Its mission was to create more than 100 sanitation mats to be distributed to 11 of the country's major airports by the following Tuesday. 

They would be used to clean international travellers' shoes and capture any trace of foot-and-mouth.

AMCO Matting manager Dan Small said it was "pretty hectic".

"We had the signed contract from the government on Monday morning and by Tuesday lunchtime all the mats were collected and picked up," he said.

The company was chosen because of its experience in the industry but it had to quickly scale up the size of its mats to cope with the sheer number of feet that would pass over them. 

NSW Agriculture Minister Dugald Saunders said he understood it was a "pretty crazy day" at the factory to get the mats ready.

"I think now it'll be a monitoring thing as to how well those mats last, how often they need to be rotated and whether there needs to be more stock manufactured," Mr Saunders said.

Mr Small said the mats were designed to clean shoes as much as possible. 

"There's a dam of some sort which holds water, or sanitiser or acid and then there's bristles or some sort of textured bottom to the mat that you can wipe your shoes that also gets up into the holes or the soles of the tread of your shoes or boots," he said.

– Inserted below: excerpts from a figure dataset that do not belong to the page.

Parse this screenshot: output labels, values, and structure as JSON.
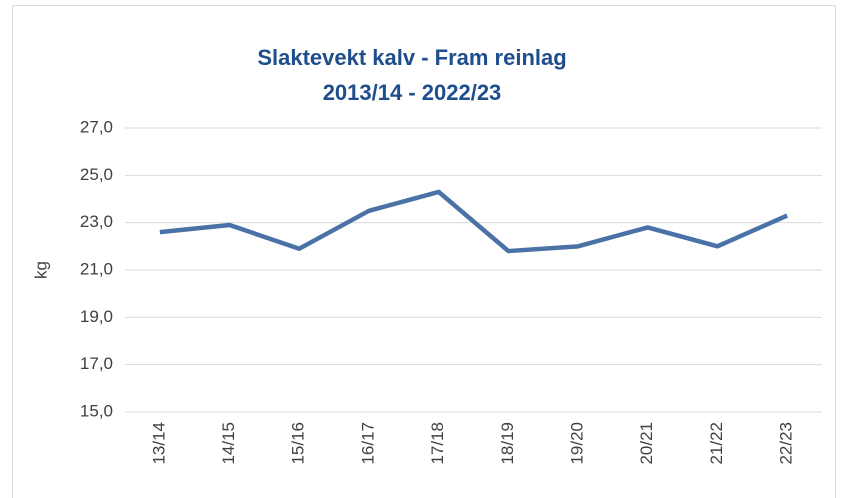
{
  "chart_data": {
    "type": "line",
    "title": "Slaktevekt kalv - Fram reinlag",
    "subtitle": "2013/14 - 2022/23",
    "y_label": "kg",
    "categories": [
      "13/14",
      "14/15",
      "15/16",
      "16/17",
      "17/18",
      "18/19",
      "19/20",
      "20/21",
      "21/22",
      "22/23"
    ],
    "series": [
      {
        "name": "Slaktevekt kalv",
        "color": "#4a72a6",
        "values": [
          22.6,
          22.9,
          21.9,
          23.5,
          24.3,
          21.8,
          22.0,
          22.8,
          22.0,
          23.3
        ]
      }
    ],
    "ylim": [
      15,
      27
    ],
    "yticks": [
      {
        "value": 15,
        "label": "15,0"
      },
      {
        "value": 17,
        "label": "17,0"
      },
      {
        "value": 19,
        "label": "19,0"
      },
      {
        "value": 21,
        "label": "21,0"
      },
      {
        "value": 23,
        "label": "23,0"
      },
      {
        "value": 25,
        "label": "25,0"
      },
      {
        "value": 27,
        "label": "27,0"
      }
    ],
    "grid": true
  }
}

"In doing that it immerses the bottom of your shoe and helps clean out any mud or muck or debris."

Broader protection

The NSW government says it expects the mats to remain in place at Australia's airports for the foreseeable future. 

Mr Saunders said the mats were a key part of the overall fight to protect the country's borders.

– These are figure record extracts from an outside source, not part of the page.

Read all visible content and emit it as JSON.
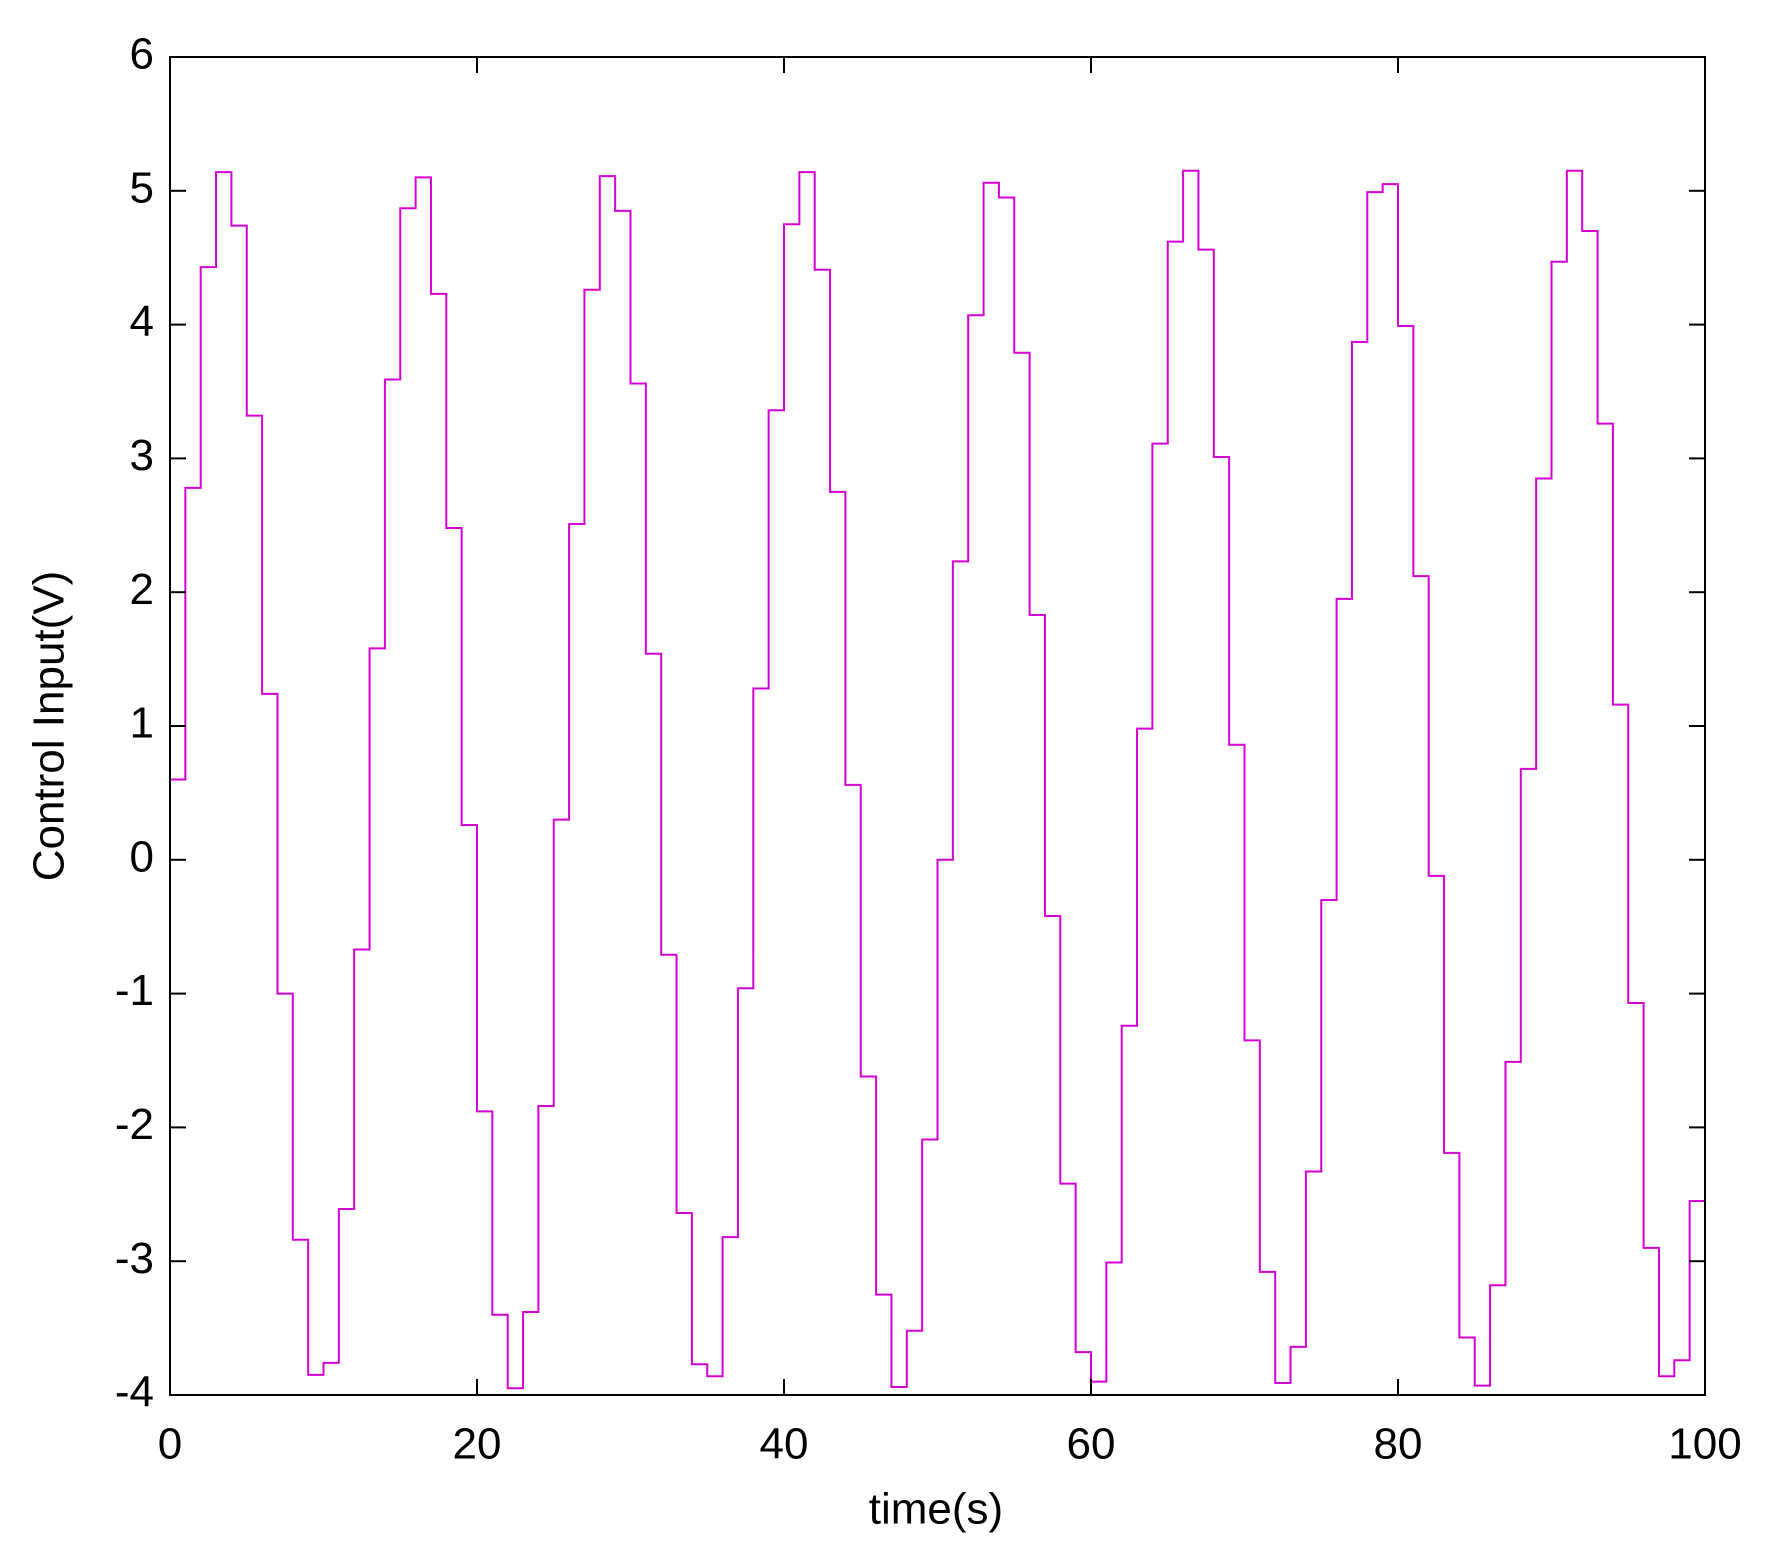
{
  "chart_data": {
    "type": "line",
    "drawstyle": "steps-post",
    "xlabel": "time(s)",
    "ylabel": "Control Input(V)",
    "x": [
      0,
      1,
      2,
      3,
      4,
      5,
      6,
      7,
      8,
      9,
      10,
      11,
      12,
      13,
      14,
      15,
      16,
      17,
      18,
      19,
      20,
      21,
      22,
      23,
      24,
      25,
      26,
      27,
      28,
      29,
      30,
      31,
      32,
      33,
      34,
      35,
      36,
      37,
      38,
      39,
      40,
      41,
      42,
      43,
      44,
      45,
      46,
      47,
      48,
      49,
      50,
      51,
      52,
      53,
      54,
      55,
      56,
      57,
      58,
      59,
      60,
      61,
      62,
      63,
      64,
      65,
      66,
      67,
      68,
      69,
      70,
      71,
      72,
      73,
      74,
      75,
      76,
      77,
      78,
      79,
      80,
      81,
      82,
      83,
      84,
      85,
      86,
      87,
      88,
      89,
      90,
      91,
      92,
      93,
      94,
      95,
      96,
      97,
      98,
      99,
      100
    ],
    "series": [
      {
        "color": "#d400d4",
        "values": [
          0.6,
          2.78,
          4.43,
          5.14,
          4.74,
          3.32,
          1.24,
          -1.0,
          -2.84,
          -3.85,
          -3.76,
          -2.61,
          -0.67,
          1.58,
          3.59,
          4.87,
          5.1,
          4.23,
          2.48,
          0.26,
          -1.88,
          -3.4,
          -3.95,
          -3.38,
          -1.84,
          0.3,
          2.51,
          4.26,
          5.11,
          4.85,
          3.56,
          1.54,
          -0.71,
          -2.64,
          -3.77,
          -3.86,
          -2.82,
          -0.96,
          1.28,
          3.36,
          4.75,
          5.14,
          4.41,
          2.75,
          0.56,
          -1.62,
          -3.25,
          -3.94,
          -3.52,
          -2.09,
          0.0,
          2.23,
          4.07,
          5.06,
          4.95,
          3.79,
          1.83,
          -0.42,
          -2.42,
          -3.68,
          -3.9,
          -3.01,
          -1.24,
          0.98,
          3.11,
          4.62,
          5.15,
          4.56,
          3.01,
          0.86,
          -1.35,
          -3.08,
          -3.91,
          -3.64,
          -2.33,
          -0.3,
          1.95,
          3.87,
          4.99,
          5.05,
          3.99,
          2.12,
          -0.12,
          -2.19,
          -3.57,
          -3.93,
          -3.18,
          -1.51,
          0.68,
          2.85,
          4.47,
          5.15,
          4.7,
          3.26,
          1.16,
          -1.07,
          -2.9,
          -3.86,
          -3.74,
          -2.55,
          -0.59
        ]
      }
    ],
    "xlim": [
      0,
      100
    ],
    "xticks": [
      0,
      20,
      40,
      60,
      80,
      100
    ],
    "ylim": [
      -4,
      6
    ],
    "yticks": [
      -4,
      -3,
      -2,
      -1,
      0,
      1,
      2,
      3,
      4,
      5,
      6
    ],
    "grid": false
  }
}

"They're not by any means thought to be the saviour of keeping FMD out of Australia," Mr Saunders said.

"It's not a fail safe measure but it's part of that process, the awareness campaign that people are actually walking over a special mat designed to help keep things at bay."

Grass roots to global 

The small manufacturing firm was founded by a family with roots in the agriculture industry. 

Mr Small's father, Will, set it up in 1996 when his own farming business was struggling. 

"Obviously we fully understand what a risk [foot-and-mouth disease] is," Mr Small said. 

"Half our business is based on ag industries anyway, abattoirs and dairy processing, so we'd be losing a fair chunk of our customers if it did get into Australia."